Vlaamsche Academie. - Ter laatste zitting is gebleken, dat er vele antwoorden op de uitgeschreven prijsvragen voor 1887 zijn ingekomen. Tot keurraadsleden werden benoemd, voor: 1. (Verbinding der volzinnnn in het Gothisch), de heeren Roersch, Willems, Gezelle; - 2. (Stelselmatige lijst der uitgaven van middelnederl. werken en studiën over taal- en letterkunde), de heeren Willems, De Pauw, van der Haeghen; - 3. Taalzuivering. Lijst van bastaardwoorden met bijvoeging der echt Nederl. woorden in levend gebruik), de heeren Gezelle, Stallaert, Micheels; - 4. (Lofrede op Jan Frans Willems), de heeren Coopman, Nolet, Stroobant; - 5. (Volksboek om te bewijzen dat de Franschen op het einde der vorige eeuw de vrijheden, welke het belgische volk genieten mag, niet hebben aangebracht), de heeren De Potter, De Pauw, Mathot; - 6. (Verhandeling over het hedendaagsch tooneel in Belgie), de heeren Genard.
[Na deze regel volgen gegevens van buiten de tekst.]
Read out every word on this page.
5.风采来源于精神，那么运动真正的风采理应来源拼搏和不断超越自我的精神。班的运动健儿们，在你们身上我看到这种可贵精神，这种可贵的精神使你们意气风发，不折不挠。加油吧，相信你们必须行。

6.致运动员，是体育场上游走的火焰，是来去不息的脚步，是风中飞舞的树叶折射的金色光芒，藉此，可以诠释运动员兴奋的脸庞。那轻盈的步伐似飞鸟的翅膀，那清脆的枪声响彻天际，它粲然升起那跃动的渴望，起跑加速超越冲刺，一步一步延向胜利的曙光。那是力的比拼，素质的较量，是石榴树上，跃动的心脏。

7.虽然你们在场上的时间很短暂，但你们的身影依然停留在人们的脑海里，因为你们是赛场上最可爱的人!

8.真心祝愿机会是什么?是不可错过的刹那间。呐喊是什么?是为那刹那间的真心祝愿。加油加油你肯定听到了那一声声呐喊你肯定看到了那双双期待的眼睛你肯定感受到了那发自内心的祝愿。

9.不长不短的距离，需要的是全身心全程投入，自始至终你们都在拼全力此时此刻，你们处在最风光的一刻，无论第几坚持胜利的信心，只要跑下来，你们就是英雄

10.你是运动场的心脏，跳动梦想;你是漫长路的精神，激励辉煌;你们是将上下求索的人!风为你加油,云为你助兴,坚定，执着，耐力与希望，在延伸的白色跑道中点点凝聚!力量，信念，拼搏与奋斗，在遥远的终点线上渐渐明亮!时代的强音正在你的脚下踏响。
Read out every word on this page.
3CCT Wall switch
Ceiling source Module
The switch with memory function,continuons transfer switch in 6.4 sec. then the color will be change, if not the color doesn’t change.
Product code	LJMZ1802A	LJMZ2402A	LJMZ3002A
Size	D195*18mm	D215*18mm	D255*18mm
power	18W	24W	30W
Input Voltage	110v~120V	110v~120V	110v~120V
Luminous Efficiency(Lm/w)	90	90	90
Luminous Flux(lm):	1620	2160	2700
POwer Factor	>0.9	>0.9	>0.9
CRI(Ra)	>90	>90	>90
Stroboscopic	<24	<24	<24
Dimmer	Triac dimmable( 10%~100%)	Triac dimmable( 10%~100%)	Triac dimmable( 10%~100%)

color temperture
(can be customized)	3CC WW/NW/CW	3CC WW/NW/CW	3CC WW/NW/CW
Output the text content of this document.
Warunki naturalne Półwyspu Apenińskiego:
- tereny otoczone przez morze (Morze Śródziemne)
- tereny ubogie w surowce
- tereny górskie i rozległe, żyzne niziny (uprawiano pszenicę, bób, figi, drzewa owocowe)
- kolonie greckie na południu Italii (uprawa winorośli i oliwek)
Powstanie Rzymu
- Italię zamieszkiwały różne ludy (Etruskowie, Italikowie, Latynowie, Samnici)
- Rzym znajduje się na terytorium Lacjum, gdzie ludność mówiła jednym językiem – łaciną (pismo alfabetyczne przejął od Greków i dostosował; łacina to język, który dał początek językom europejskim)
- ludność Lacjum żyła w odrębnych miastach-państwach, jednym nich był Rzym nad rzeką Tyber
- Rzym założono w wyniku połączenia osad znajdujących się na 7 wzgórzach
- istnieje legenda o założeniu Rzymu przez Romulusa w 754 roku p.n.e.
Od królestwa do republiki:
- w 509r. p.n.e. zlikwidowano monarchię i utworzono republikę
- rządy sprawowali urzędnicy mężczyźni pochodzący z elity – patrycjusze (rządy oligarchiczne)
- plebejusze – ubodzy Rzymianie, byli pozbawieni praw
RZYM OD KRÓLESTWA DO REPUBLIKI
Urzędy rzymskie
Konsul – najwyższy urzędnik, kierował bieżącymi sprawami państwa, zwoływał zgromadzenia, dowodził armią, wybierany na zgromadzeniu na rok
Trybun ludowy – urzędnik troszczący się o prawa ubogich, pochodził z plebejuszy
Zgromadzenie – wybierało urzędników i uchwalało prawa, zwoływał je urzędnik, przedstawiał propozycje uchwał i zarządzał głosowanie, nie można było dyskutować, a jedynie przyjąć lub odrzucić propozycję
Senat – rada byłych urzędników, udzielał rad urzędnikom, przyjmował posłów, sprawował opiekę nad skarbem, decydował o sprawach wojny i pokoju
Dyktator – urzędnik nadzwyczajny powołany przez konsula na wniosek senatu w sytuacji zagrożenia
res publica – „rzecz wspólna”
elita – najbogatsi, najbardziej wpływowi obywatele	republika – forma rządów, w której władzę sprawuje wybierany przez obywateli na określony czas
P. Alberdingk Thym, van Droogenbroeck.

In de zitting van November wordt de zetel van M. Delcroix aangevuld en zullen de briefwisselende en vreemde leden gekozen worden. Er zijn een 40tal kandidaten voor enkel 10 plaatsen.

Het Jaarboek en de twee eerste Verslagen zijn verschenen: zij zijn waarlijk merkwaardig en bevatten geleerde en belangrijke bijdragen. Het is te hopen dat het licht onder den schepel niet

[pagina 697]
[p. 697]

zal gehouden worden en dat die uitgaven door het publiek zullen kunnen aangekocht worden.

Nu gaat ter perse De Sevenste bliscap van Maria, bezorgd door M. Stallaert, andere oude werken worden in gereedheid gemaakt.

 

Vlaamsche belangen. - Het comiteit van den Vlaamschen landdag te Brugge heeft een manifest uitgezonden waarin men in principaal eerbiedig vraagt:

Dat de Koning Vlaamsch spreke op Vlaamsche feesten en dat het Staatsblad in de twee talen verschijne.

Dat de wet in 1883 op het middelbaar onderwijs stipt uitgevoerd worde, en aangenomen worde door het vrij onderwijs, bijzonderheid in de meisjesscholen.

Dat de bepaling nopens het Vlaamsch in bestuurlijke en rechterlijke zaken trouw nageleefd worde.

Dat er te Gent en te Leuven een Vlaamsche cursus van strafrecht gegeven worde en dat men van de toekomende ambtenaren in het Vlaamsch land de kennis der volkstale eische.

Dat men van alle gekozenen, in de Kamers, in de Provinciale raden en de gemeentebesturen Vlaamschgezinde beloften en daden verge, in afwachting dat men er toekome niet alleen Vlaamsch te doen spreken in de Vlaamsche gemeente- en provinciale raden maar ook in de Wetgeving.

Dat er overal grievencomiteiten en genootschappen gesticht worden die alle rechtsschennissen aan den schandpaal spijkeren en ijveren tot den volkomen zegepraal der Vlaamsche zaak.

 

Vlaamsch Onderwijs. - In de Athenea en staatsmiddelbare scholen van Vlaamsch België zullen voortaan de leergangen van Aardrijkskunde en Geschiedenis in het Vlaamsch gegeven worden.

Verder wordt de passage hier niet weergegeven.